En réalité, le mécanisme de l'appel d'offres va lui aussi opérer un mouvement de concentration du marché qui est sans doute l'objectif recherché. Les opérateurs n'auront en effet pas tous les capacités financières suffisantes pour engager les études et investissement nécessaires à la composition des dossiers de candidatures. Autre objectif : limiter drastiquement le nombre des réalisations. La procédure de l'appel d'offres va allonger les délais d'autorisation des projets de centrales, réduire le nombre des sites susceptibles d'être équipés et sans doute décourager nombre d'élus, a fortiori si ceux-ci sont l'objet de pressions de la part d'opposants aux énergies renouvelables.
Enfin, la procédure d'appel d'offres comporte elle aussi des risques contentieux à commencer par le risque d'annulation de la procédure elle-même par le Juge des référés.
Les questions que suscitent les propositions du Gouvernement pour l'établissement d'un nouveau cadre juridique sont donc nombreuses et seul un petit nombre d'elles viennent d'être présentées.

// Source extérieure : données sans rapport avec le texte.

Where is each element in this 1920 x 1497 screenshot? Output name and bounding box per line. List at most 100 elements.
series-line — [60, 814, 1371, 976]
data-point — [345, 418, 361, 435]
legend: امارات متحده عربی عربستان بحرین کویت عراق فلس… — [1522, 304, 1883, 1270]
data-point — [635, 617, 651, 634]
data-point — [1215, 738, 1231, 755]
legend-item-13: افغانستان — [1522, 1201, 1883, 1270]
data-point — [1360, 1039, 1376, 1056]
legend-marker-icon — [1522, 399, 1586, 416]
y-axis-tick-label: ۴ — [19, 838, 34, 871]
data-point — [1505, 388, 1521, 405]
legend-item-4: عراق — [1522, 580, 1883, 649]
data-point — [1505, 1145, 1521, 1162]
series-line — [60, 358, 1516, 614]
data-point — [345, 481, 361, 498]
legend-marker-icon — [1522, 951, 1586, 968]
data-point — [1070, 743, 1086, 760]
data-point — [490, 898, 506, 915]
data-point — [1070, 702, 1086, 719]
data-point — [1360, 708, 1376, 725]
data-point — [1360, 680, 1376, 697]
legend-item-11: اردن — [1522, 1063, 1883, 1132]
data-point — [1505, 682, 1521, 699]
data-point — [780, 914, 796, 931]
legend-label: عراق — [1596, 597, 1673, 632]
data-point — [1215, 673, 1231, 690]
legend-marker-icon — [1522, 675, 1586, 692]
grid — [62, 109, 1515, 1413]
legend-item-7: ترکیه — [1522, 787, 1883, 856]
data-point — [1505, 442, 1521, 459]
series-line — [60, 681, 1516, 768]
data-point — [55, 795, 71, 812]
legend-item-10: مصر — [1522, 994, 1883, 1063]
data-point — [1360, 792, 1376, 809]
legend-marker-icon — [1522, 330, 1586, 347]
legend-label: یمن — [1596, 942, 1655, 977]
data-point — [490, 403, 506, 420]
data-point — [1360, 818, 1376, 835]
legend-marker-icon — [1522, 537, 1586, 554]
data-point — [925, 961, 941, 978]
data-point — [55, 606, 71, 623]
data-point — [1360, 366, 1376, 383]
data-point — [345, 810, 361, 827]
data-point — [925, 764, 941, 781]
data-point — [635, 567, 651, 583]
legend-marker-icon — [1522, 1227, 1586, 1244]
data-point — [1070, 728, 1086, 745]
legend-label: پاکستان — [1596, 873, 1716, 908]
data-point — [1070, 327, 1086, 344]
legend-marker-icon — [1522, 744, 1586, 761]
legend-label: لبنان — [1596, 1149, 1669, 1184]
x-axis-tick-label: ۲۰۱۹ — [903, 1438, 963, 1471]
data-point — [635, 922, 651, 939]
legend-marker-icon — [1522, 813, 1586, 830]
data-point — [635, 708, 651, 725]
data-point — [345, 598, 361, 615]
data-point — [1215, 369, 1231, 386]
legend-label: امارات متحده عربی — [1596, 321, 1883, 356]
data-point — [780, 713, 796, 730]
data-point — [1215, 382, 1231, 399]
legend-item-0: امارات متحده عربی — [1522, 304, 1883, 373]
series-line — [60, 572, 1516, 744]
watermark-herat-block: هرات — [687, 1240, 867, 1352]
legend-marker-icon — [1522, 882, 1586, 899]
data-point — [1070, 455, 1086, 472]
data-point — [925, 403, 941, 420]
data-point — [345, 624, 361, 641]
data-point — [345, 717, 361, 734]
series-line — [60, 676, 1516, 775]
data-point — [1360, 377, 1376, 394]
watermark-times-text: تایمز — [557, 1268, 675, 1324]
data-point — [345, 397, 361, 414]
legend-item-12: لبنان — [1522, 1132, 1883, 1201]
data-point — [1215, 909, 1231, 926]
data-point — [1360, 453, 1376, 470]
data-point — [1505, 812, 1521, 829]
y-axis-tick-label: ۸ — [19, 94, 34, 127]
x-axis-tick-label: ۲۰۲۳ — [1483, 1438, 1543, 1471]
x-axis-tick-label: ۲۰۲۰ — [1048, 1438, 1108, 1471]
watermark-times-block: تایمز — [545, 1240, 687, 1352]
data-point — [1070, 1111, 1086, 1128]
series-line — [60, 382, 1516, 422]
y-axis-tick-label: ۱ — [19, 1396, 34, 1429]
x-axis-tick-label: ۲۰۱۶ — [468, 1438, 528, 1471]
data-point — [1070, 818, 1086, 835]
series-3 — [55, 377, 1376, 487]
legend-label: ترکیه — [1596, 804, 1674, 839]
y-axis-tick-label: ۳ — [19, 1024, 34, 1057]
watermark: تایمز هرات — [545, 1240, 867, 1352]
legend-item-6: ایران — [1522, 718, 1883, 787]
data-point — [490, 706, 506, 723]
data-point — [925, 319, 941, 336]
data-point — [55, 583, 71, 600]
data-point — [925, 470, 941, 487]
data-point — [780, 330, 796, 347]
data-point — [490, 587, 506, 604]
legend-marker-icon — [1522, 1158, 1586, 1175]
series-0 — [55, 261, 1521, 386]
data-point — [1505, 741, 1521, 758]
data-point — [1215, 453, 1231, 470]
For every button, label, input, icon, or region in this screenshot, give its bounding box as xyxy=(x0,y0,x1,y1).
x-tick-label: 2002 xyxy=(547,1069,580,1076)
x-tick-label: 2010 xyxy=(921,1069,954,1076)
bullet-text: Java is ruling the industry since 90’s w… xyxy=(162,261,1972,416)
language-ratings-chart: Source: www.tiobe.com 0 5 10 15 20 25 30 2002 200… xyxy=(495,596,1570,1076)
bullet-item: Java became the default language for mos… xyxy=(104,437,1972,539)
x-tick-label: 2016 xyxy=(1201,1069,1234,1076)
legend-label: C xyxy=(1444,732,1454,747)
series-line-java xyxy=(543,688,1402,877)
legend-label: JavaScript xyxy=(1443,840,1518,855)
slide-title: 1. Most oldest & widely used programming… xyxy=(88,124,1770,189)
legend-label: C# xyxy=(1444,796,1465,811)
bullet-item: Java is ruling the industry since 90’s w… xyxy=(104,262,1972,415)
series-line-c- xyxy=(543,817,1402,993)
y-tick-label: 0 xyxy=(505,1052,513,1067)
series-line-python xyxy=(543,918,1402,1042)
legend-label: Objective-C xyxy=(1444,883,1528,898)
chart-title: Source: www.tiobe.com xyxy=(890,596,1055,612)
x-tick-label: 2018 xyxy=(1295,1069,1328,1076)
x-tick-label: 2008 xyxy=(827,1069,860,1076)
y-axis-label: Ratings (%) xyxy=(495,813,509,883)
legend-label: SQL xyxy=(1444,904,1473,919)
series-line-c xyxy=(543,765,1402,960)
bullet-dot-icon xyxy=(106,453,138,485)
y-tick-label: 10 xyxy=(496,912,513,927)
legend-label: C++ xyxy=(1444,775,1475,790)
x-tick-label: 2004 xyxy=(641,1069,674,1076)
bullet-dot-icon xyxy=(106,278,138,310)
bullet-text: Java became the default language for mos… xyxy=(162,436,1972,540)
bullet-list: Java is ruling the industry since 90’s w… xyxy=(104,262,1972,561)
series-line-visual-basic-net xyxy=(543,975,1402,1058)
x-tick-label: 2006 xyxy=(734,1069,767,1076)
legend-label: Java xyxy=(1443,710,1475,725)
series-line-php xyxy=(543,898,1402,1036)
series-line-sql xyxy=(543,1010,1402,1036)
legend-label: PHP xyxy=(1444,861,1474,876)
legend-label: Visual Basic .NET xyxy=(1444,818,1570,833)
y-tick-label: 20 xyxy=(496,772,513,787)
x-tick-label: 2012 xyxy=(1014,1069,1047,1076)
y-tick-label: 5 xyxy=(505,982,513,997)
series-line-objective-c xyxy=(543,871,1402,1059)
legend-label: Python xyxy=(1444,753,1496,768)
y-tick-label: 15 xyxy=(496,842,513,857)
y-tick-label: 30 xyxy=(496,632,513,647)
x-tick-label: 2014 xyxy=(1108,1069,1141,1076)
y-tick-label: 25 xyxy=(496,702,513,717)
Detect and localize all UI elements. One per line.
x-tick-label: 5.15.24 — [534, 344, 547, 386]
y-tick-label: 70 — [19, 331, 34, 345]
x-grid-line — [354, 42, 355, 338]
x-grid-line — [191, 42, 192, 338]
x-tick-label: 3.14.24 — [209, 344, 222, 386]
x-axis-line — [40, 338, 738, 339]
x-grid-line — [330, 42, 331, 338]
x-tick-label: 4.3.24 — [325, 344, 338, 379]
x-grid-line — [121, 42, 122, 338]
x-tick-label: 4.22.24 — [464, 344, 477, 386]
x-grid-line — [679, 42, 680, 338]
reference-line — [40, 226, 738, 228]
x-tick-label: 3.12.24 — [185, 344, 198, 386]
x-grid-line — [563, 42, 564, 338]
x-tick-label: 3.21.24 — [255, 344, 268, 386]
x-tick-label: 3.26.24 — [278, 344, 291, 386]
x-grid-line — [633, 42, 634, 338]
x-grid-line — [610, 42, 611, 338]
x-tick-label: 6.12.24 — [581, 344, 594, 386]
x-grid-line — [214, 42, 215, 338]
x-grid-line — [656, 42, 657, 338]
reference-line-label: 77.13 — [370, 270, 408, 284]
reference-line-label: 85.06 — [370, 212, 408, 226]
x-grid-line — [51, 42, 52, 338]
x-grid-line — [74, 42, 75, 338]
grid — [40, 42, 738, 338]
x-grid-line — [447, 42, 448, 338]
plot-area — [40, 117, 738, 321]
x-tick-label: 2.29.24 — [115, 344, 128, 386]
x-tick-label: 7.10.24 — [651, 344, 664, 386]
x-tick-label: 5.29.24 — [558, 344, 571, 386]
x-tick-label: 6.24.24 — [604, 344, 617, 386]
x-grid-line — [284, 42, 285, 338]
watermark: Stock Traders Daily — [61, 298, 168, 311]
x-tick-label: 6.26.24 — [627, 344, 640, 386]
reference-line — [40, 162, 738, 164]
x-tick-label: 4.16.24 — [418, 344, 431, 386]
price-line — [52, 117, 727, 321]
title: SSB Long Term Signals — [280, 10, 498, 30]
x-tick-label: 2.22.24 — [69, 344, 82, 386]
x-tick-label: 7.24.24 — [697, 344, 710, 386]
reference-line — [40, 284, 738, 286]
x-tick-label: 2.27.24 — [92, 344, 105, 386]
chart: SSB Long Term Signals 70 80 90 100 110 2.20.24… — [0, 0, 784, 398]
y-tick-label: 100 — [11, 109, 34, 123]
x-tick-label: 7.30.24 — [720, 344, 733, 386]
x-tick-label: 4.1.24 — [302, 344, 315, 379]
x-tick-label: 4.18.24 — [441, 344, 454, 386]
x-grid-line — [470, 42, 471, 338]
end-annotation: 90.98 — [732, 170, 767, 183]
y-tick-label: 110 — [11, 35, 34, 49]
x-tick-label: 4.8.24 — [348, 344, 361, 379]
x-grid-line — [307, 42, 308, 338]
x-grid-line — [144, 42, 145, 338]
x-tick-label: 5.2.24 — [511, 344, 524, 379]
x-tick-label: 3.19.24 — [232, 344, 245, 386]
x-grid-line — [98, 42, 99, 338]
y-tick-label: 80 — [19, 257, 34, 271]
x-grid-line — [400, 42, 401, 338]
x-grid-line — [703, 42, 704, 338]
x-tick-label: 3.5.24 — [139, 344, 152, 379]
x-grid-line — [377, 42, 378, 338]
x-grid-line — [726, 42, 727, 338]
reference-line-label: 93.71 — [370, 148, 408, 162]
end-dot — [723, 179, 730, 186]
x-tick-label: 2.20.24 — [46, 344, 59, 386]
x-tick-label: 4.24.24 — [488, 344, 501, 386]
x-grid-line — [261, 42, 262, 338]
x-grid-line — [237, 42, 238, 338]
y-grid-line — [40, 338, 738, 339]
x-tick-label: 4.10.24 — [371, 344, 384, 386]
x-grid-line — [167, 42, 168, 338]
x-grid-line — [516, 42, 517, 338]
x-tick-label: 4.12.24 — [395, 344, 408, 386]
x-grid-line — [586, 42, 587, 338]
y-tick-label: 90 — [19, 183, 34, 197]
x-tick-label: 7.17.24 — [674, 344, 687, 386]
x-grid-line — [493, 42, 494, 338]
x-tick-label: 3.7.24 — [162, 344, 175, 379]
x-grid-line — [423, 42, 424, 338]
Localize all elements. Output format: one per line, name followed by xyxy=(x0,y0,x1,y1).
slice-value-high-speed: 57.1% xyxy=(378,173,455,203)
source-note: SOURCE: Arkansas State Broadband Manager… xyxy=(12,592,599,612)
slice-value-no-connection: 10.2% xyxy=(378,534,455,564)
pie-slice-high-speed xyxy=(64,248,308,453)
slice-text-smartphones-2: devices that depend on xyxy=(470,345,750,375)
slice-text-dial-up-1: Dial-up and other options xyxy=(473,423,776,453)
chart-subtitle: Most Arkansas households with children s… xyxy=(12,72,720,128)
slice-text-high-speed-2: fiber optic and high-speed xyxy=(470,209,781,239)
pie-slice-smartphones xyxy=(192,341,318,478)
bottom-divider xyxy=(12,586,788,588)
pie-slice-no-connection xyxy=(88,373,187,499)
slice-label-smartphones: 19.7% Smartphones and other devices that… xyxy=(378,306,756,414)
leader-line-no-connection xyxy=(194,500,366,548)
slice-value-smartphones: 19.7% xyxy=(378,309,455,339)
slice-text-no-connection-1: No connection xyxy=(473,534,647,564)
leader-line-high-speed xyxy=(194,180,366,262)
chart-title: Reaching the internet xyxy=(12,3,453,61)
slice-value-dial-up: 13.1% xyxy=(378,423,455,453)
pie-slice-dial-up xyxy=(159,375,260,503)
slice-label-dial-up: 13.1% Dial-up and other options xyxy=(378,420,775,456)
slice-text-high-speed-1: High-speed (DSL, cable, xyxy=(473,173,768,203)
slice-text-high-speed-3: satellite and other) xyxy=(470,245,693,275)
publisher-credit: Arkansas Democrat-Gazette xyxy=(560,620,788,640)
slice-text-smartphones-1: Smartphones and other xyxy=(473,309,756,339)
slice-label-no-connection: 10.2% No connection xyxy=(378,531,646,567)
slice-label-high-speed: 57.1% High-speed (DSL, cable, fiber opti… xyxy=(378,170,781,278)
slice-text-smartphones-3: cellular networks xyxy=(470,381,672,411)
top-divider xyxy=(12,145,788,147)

Une chose est certaine en l'état actuel de ces propositions : l'incertitude juridique ne devrait pas décroitre.
Le Gouvernement prépare l'aprés moratoire
Comme l'a annoncé Nathalie Kosciusko-Morizet à l'Assemblée nationale, le nouveau cadre juridique relatif à la production d'énergie solaire devrait être trés prochainement rendu public et ses principaux axes sont désormais connus.
Cette rapidité d'exécution poursuit plusieurs buts. Le premier tient à ce que le Gouvernement entend sans aucun doute publier ces textes avant le terme du moratoire de trois mois qui expire prochainement. Il convient en effet de rappeler qu'aux termes du décret du 9 décret 2010 portant suspension de l'obligation d'achat pendant trois mois, les producteurs auront la possibilité, dés le 11 mars, de déposer de nouvelles demandes complètes de raccordement. Il est bien entendu urgent que le cadre juridique soit prêt avant cette date pour pouvoir s'appliquer à ces nouvelles demandes complètes de raccordement. La suppression éventuelle du tarif d'achat pour les centrales au sol et la baisse des autres segments tarifaires pourrait avoir pour effet de décourager certains projets.
Autre but sans doute recherché : priver de tout effet la déciison à venir du Conseil d'Etat saisi par certaines entreprises de requêtes en référé suspension. Soit le Conseil d'Etat rejette ces référés et le Gouvernement ne manquera pas de s'en prévaloir dans les médias pour asseoir sa position dans le cours de la concertation pilotée par M Charpin. Soit le Conseil d'Etat accueille ces référés ou certains d'entre eux et ....il ne se passera que peu de temps avant que les nouveaux textes ne soient publiés. Dans ce court entretemps, ERDF et EDF continueront de lever le stylo dans l'attente des nouvelles instructions. En clair, pour l'heure le Gouvernement maîtrise le calendrier.